One thing I realized was that the author assumes that the readers are already familiar with the main thesis and arguments of John Zizioulas on Trinity, the Monarchy of the Father, Personhood etc...and because, unfortunately, I have never read any of his books nor been familiar with his thoughts, it is difficult for me to understand what the author is trying to argue against John Zizioulas.
John Behr, Dean and Professor of Patristics at St. Vladimir's Orthodox Theological Seminary says; "calling into question the claim that 'person transcends nature', and the authoritarian approach to ecclesiology this has fostered, the author opens up a much more expansive and balanced understanding of the 'monarchy' within the Trinity, and correspondingly, the relation between person, nature, and communion, with all the implications this has for ecclesial structure and functioning and the spiritual life."

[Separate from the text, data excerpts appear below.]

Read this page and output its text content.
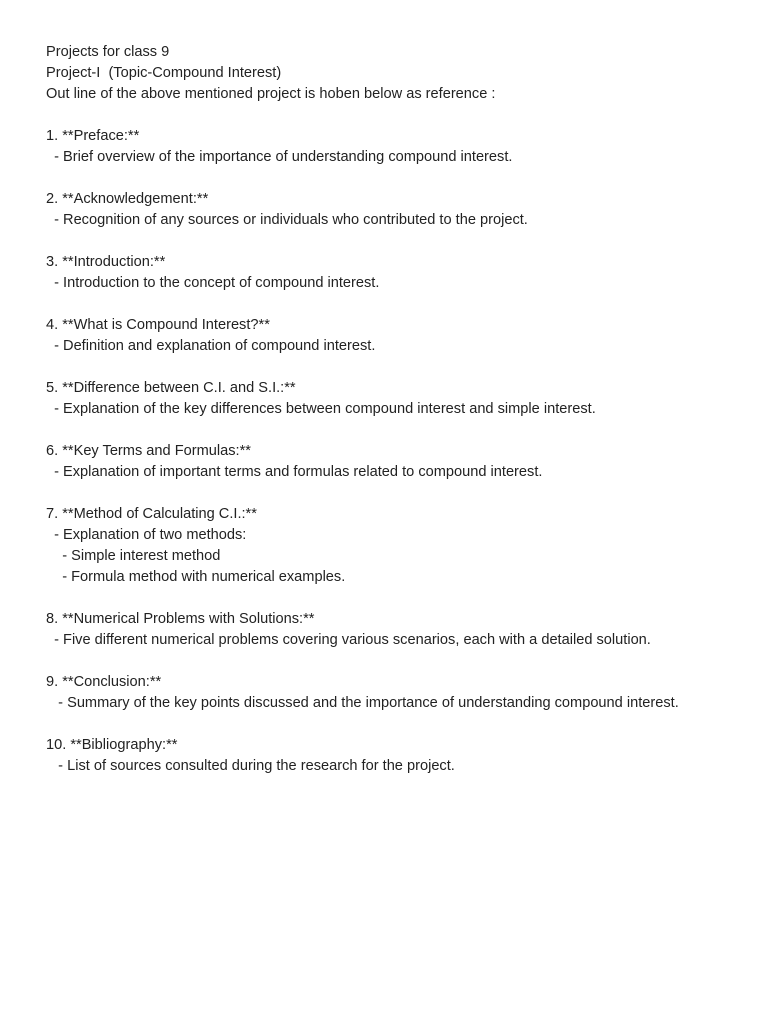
Projects for class 9

Project-I  (Topic-Compound Interest)

Out line of the above mentioned project is hoben below as reference :

1. **Preface:**

- Brief overview of the importance of understanding compound interest.

2. **Acknowledgement:**

- Recognition of any sources or individuals who contributed to the project.

3. **Introduction:**

- Introduction to the concept of compound interest.

4. **What is Compound Interest?**

- Definition and explanation of compound interest.

5. **Difference between C.I. and S.I.:**

- Explanation of the key differences between compound interest and simple interest.

6. **Key Terms and Formulas:**

- Explanation of important terms and formulas related to compound interest.

7. **Method of Calculating C.I.:**

- Explanation of two methods:

- Simple interest method

- Formula method with numerical examples.

8. **Numerical Problems with Solutions:**

- Five different numerical problems covering various scenarios, each with a detailed solution.

9. **Conclusion:**

- Summary of the key points discussed and the importance of understanding compound interest.

10. **Bibliography:**

- List of sources consulted during the research for the project.
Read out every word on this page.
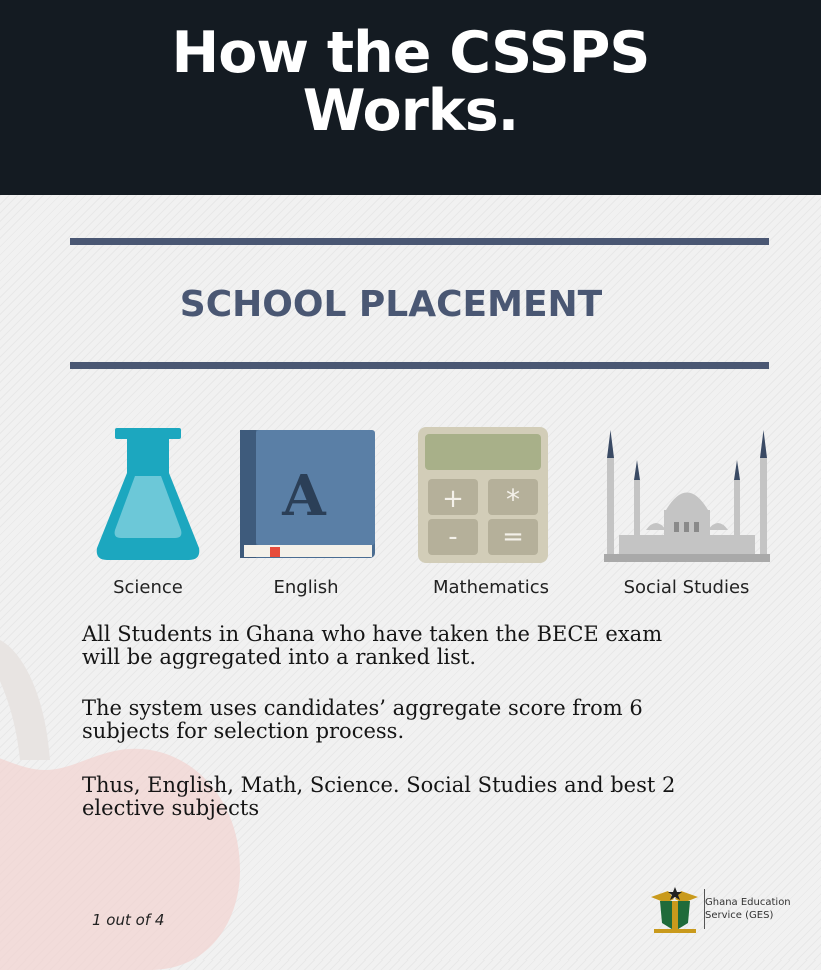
How the CSSPS
Works.
SCHOOL PLACEMENT
Science
A
English
+ *
- =
Mathematics	Social Studies
All Students in Ghana who have taken the BECE exam
will be aggregated into a ranked list.
The system uses candidates’ aggregate score from 6
subjects for selection process.
Thus, English, Math, Science. Social Studies and best 2
elective subjects
1 out of 4
Ghana Education
Service (GES)
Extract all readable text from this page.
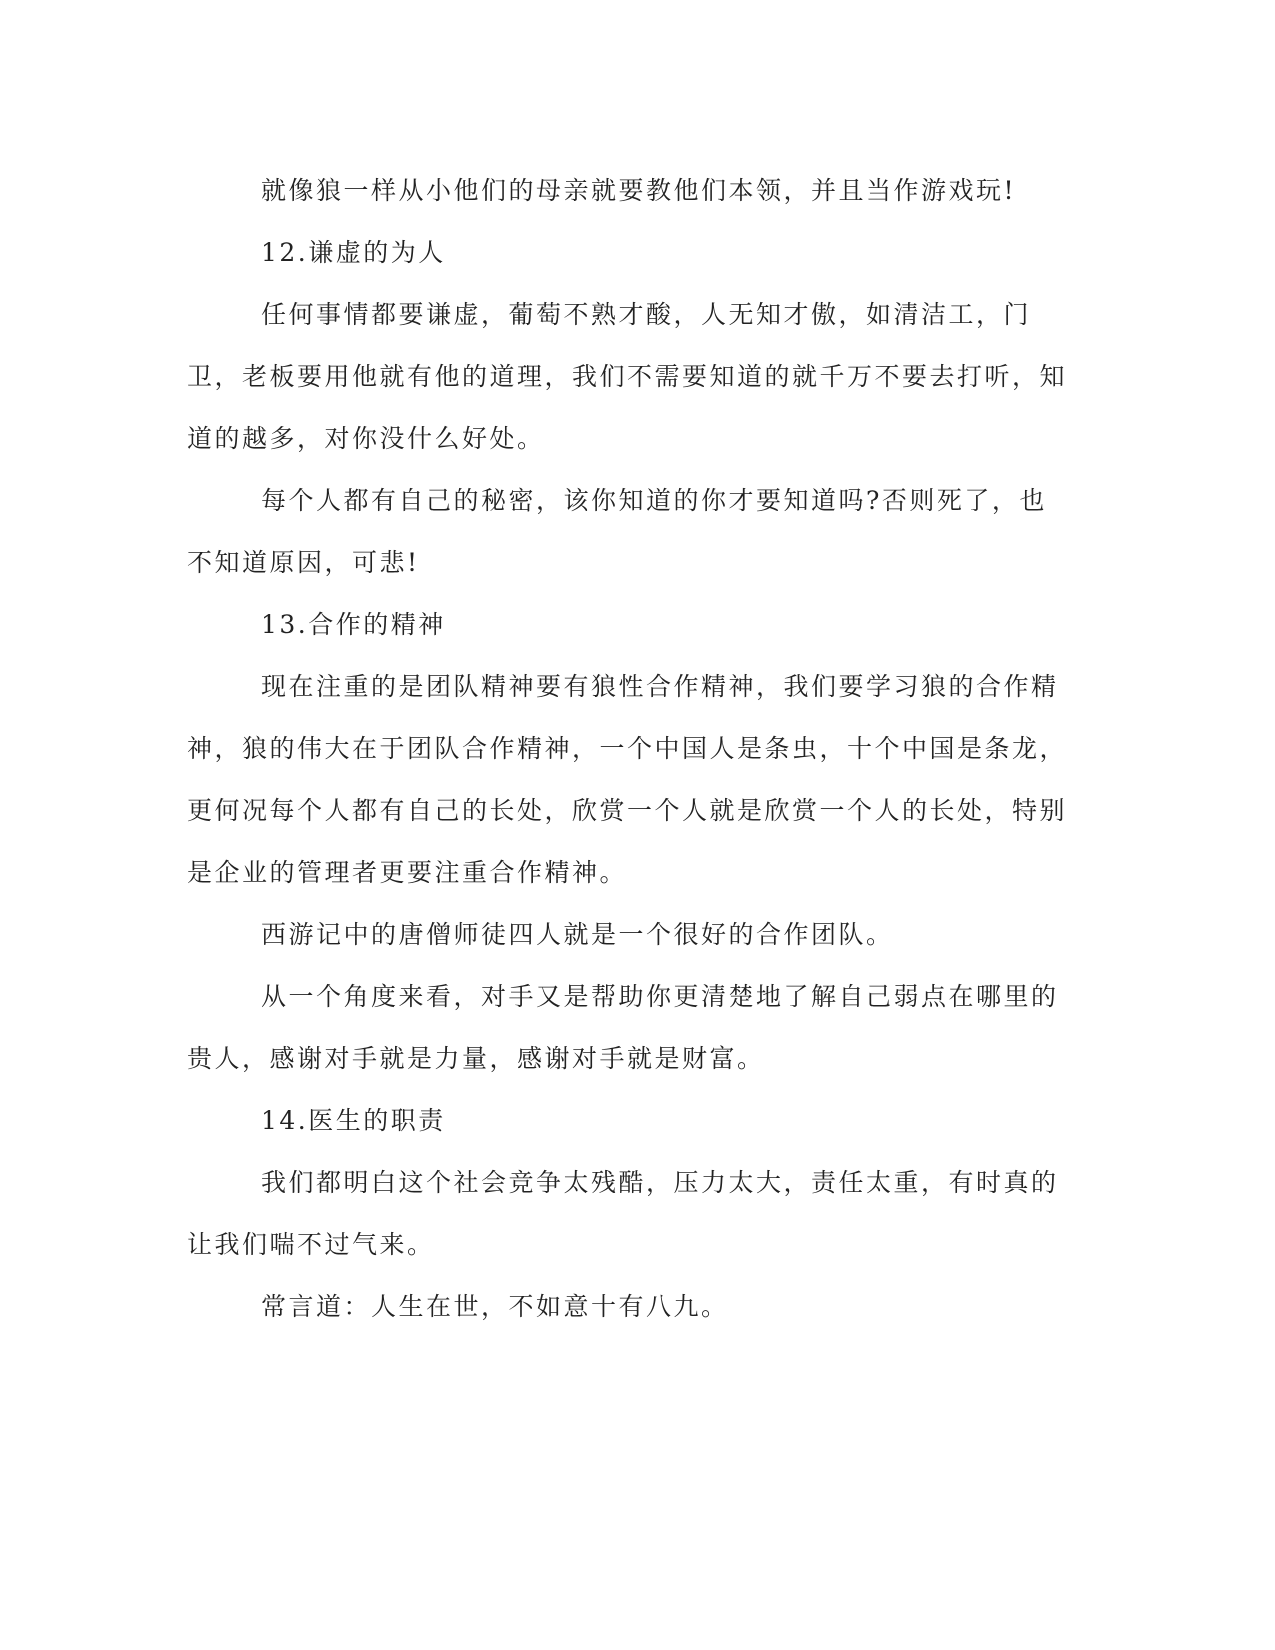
就像狼一样从小他们的母亲就要教他们本领，并且当作游戏玩!

12.谦虚的为人

任何事情都要谦虚，葡萄不熟才酸，人无知才傲，如清洁工，门卫，老板要用他就有他的道理，我们不需要知道的就千万不要去打听，知道的越多，对你没什么好处。

每个人都有自己的秘密，该你知道的你才要知道吗?否则死了，也不知道原因，可悲!

13.合作的精神

现在注重的是团队精神要有狼性合作精神，我们要学习狼的合作精神，狼的伟大在于团队合作精神，一个中国人是条虫，十个中国是条龙，更何况每个人都有自己的长处，欣赏一个人就是欣赏一个人的长处，特别是企业的管理者更要注重合作精神。

西游记中的唐僧师徒四人就是一个很好的合作团队。

从一个角度来看，对手又是帮助你更清楚地了解自己弱点在哪里的贵人，感谢对手就是力量，感谢对手就是财富。

14.医生的职责

我们都明白这个社会竞争太残酷，压力太大，责任太重，有时真的让我们喘不过气来。

常言道：人生在世，不如意十有八九。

Along the way, I was struck by the discovery that there seems to be a correlation between Monarchy of the Father and Filioque clause;
"If Zizioulas is correct in his analysis, perhaps we can better understand now why Orthodoxy is so emphatic on the decisive significance of the divine monarchy: it guarantees the freedom of God over the necessities of nature and establishes his trinitarian unity in infinite and eternal love. Hence Orthodoxy’s firm refusal to compromise on the filioque. There can only be one cause of the Godhead—God the Father. It is insufficient to simply affirm that the Father is the source of the Son and Spirit. It is also necessary to declare that he is the one and only initiating cause: “The term cause, when applied to the Father, indicates a free, willing and personal agent, whereas the language of source or principle can convey a more natural and thus impersonal imagery” (Zizioulas, “One Single Source“). In whatever ways we might want to develop the Church’s formulation of the Trinity, we cannot abandon, compromise, or slight the monarchy of the Father."

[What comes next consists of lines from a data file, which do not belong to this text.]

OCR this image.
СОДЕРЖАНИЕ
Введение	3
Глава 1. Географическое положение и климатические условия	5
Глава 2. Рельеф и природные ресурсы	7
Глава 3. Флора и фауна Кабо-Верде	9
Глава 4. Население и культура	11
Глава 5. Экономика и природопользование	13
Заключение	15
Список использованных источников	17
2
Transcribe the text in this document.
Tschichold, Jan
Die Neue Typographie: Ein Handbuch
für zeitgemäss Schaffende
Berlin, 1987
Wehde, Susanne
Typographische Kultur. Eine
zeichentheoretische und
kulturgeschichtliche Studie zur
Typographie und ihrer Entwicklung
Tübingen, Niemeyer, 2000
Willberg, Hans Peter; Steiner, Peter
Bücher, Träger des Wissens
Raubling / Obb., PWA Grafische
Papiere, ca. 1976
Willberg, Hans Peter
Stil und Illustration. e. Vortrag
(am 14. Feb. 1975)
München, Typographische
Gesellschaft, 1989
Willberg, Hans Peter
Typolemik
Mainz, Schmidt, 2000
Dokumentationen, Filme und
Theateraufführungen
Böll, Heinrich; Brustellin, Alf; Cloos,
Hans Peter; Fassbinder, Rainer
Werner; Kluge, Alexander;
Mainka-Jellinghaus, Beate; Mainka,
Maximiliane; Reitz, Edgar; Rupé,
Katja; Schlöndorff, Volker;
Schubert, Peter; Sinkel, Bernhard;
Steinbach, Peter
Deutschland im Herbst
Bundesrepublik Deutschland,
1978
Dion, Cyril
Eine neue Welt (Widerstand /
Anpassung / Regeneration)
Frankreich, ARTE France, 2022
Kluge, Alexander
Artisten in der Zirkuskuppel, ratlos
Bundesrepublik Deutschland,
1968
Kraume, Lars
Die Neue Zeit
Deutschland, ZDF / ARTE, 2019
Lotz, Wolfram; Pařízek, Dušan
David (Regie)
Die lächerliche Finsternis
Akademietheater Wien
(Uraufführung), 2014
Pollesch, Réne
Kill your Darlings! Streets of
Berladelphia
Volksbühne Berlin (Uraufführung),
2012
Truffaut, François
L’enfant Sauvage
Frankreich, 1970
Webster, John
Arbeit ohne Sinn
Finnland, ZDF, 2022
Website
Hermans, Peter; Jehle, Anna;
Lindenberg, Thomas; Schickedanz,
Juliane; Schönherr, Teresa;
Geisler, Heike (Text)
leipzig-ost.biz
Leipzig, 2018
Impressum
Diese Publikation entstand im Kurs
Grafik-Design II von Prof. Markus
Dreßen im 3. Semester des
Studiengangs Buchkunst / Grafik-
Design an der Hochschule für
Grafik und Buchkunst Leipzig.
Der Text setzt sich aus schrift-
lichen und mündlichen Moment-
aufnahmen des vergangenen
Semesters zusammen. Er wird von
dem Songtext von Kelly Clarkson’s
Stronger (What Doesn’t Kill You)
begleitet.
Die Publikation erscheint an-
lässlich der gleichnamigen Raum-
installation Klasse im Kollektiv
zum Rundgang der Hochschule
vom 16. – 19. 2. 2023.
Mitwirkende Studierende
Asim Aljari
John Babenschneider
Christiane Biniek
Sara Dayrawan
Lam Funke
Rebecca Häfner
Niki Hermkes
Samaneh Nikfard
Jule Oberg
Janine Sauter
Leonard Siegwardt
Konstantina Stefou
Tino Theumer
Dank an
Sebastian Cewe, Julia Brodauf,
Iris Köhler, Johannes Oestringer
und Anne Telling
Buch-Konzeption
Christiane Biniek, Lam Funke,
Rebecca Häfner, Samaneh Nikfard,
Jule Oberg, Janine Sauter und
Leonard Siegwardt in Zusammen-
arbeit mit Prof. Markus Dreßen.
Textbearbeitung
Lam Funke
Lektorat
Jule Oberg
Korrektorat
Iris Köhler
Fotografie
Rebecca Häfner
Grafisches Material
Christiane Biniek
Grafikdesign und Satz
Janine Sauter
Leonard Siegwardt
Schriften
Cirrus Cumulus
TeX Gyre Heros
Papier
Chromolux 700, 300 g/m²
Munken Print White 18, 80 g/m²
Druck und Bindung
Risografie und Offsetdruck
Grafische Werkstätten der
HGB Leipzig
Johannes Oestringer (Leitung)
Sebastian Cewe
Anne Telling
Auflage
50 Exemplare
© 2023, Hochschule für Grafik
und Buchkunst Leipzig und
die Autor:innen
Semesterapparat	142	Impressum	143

--Fr. Aidan Kimel, The Importance of the Monarchy of the Father according to John Zizioulas
*If you are familiar with these issues;
--Would you please explain to me the main points of objection which the author (=Chrysostom Koutloumousianos) raises against Zizioulas?
--Do you think Zizioulas is reading back into the Fathers, and into the Church’s doctrine of the Trinity, a modern existentialist understanding of personhood?